On Tuesday, May 29, 2001, at 04:36 PM, Dave Swan wrote:

Is there an easy way to determine what language (English, Japanese, etc) the user is currently running under OS X?

You can determine what localizations are being used, but it isn't as simple as you think, and there are usually better ways to do what you want to do (whatever that is).

If you call

CFBundleCopyPreferredLocalizationsFromArray
(CFBundleCopyBundleLocalizations(CFBundleGetMainBundle()))

you will get an array containing the names of the localizations currently in use within the main bundle. There may be up to two of these at the moment; for example, both en_US and en might be in use, with some region-specific items coming from en_US and some others from the generic en. The entries in this array are in the format used in the main bundle, which might be language names (English, French), language abbreviations (en, fr), or locale abbreviations (en_US, fr_CA). If your bundle is not the main bundle, then you may wish to use your bundle instead of the main bundle in the above.

Do you see why this is complicated, and why I recommend doing something else? Usually you don't want to know the localization in use directly; what you want is to choose some value based on the current localization. If the value you want is a string, or a resource file, or a Resource Manager resource, then the appropriate thing to do is just to make it a localized value, and get it normally using CFBundle or NSBundle APIs. You can do quite a bit with localized strings, resource files, or Resource Manager resources.

For example, if you wanted to display to the user what language he/she was running in, the value you want isn't "French" or "Japanese", it is the correct localized language name; things like "French" or "fr" or "fr_CA" should not be user-visible.

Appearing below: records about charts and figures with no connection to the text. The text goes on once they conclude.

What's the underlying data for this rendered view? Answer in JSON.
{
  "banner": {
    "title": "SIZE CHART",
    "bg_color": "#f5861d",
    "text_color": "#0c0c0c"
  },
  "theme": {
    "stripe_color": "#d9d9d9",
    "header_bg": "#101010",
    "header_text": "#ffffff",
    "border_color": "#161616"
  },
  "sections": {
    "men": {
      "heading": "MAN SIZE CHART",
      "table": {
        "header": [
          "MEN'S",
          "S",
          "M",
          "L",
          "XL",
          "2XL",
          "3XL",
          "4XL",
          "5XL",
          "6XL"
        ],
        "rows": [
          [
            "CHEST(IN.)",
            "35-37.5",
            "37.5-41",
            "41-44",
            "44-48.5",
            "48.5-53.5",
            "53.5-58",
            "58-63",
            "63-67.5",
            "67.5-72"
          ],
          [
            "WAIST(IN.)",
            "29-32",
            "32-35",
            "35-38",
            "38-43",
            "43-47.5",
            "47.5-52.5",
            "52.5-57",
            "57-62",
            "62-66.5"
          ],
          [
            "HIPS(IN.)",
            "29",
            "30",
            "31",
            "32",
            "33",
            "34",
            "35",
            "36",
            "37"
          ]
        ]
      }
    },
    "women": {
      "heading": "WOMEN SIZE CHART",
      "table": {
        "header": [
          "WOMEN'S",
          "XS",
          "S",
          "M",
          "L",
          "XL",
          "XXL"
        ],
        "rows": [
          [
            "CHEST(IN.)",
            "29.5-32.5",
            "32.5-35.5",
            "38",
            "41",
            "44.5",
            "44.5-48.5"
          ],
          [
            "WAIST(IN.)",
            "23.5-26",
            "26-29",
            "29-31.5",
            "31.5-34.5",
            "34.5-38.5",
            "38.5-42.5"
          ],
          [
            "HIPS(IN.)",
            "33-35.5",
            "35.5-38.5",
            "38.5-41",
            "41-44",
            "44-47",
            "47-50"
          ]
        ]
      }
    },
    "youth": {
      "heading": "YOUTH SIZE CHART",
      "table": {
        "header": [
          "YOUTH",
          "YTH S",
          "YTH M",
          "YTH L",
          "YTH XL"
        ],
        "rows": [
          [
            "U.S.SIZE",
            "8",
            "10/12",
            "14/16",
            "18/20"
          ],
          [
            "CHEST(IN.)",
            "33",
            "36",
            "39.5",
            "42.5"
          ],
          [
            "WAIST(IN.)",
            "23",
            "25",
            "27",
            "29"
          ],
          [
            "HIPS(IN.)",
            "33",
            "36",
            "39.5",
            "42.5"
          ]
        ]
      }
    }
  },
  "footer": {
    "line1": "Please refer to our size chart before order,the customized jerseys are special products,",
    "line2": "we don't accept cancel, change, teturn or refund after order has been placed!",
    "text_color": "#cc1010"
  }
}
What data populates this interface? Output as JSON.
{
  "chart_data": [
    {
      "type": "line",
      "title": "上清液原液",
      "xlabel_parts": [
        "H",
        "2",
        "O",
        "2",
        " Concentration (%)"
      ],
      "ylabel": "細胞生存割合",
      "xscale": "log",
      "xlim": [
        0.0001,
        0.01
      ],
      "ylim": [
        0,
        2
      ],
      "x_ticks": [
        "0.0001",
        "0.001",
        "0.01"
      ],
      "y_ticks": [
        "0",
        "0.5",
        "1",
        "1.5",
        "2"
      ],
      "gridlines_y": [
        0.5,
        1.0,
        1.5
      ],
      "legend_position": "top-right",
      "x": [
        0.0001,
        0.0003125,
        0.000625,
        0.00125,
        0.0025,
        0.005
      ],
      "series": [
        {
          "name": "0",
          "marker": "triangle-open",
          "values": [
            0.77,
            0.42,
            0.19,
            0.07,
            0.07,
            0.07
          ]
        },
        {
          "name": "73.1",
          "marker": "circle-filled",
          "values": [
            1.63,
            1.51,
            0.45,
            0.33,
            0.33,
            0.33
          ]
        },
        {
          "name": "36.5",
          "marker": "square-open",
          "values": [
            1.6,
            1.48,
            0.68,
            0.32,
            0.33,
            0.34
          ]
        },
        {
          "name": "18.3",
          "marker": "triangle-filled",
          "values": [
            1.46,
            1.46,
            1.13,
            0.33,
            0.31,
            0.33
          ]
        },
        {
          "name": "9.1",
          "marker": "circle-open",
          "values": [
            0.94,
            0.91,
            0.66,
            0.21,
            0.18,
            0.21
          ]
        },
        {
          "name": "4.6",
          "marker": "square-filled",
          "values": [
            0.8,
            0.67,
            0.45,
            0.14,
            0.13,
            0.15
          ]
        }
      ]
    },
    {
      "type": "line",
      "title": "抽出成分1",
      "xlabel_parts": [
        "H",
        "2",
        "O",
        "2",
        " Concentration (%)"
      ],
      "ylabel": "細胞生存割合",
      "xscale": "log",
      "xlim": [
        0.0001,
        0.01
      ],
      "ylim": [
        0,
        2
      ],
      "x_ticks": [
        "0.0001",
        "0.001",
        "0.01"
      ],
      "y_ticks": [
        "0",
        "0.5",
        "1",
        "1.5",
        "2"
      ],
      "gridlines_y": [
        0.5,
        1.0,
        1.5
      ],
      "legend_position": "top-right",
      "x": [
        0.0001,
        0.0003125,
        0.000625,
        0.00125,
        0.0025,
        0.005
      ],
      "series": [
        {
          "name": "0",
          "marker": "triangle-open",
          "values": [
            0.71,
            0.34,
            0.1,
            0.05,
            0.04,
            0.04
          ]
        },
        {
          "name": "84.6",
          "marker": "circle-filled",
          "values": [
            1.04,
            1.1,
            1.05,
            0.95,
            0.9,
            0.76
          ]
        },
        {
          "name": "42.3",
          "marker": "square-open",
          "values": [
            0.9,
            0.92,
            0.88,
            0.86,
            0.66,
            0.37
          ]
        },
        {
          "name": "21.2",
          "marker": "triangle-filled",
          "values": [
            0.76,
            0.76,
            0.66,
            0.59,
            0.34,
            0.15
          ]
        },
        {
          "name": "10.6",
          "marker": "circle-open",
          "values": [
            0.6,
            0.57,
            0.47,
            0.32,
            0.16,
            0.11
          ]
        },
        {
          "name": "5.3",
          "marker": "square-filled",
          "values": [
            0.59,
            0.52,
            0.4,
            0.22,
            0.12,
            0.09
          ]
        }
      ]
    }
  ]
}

So what you want is a localized string.

If you have more complicated information, you can put it in a separate file, or in a Resource Manager resource, or even encode it in a localized string. You could store an arbitrary property list in any of these places, and you can put just about anything in that.

If you have a situation that is somewhat more complicated, you can use CFBundleCopyPreferredLocalizationsFromArray to help you out. For example, if you have a CFDictionary whose keys refer to the localizations you have available (in any format you like) and whose values are the values you want to choose among (which could be anything), then you can get the list of keys, apply CFBundleCopyPreferredLocalizationsFromArray to that, and if the result is non-empty, take the 0th element of the result and look it up in your CFDictionary.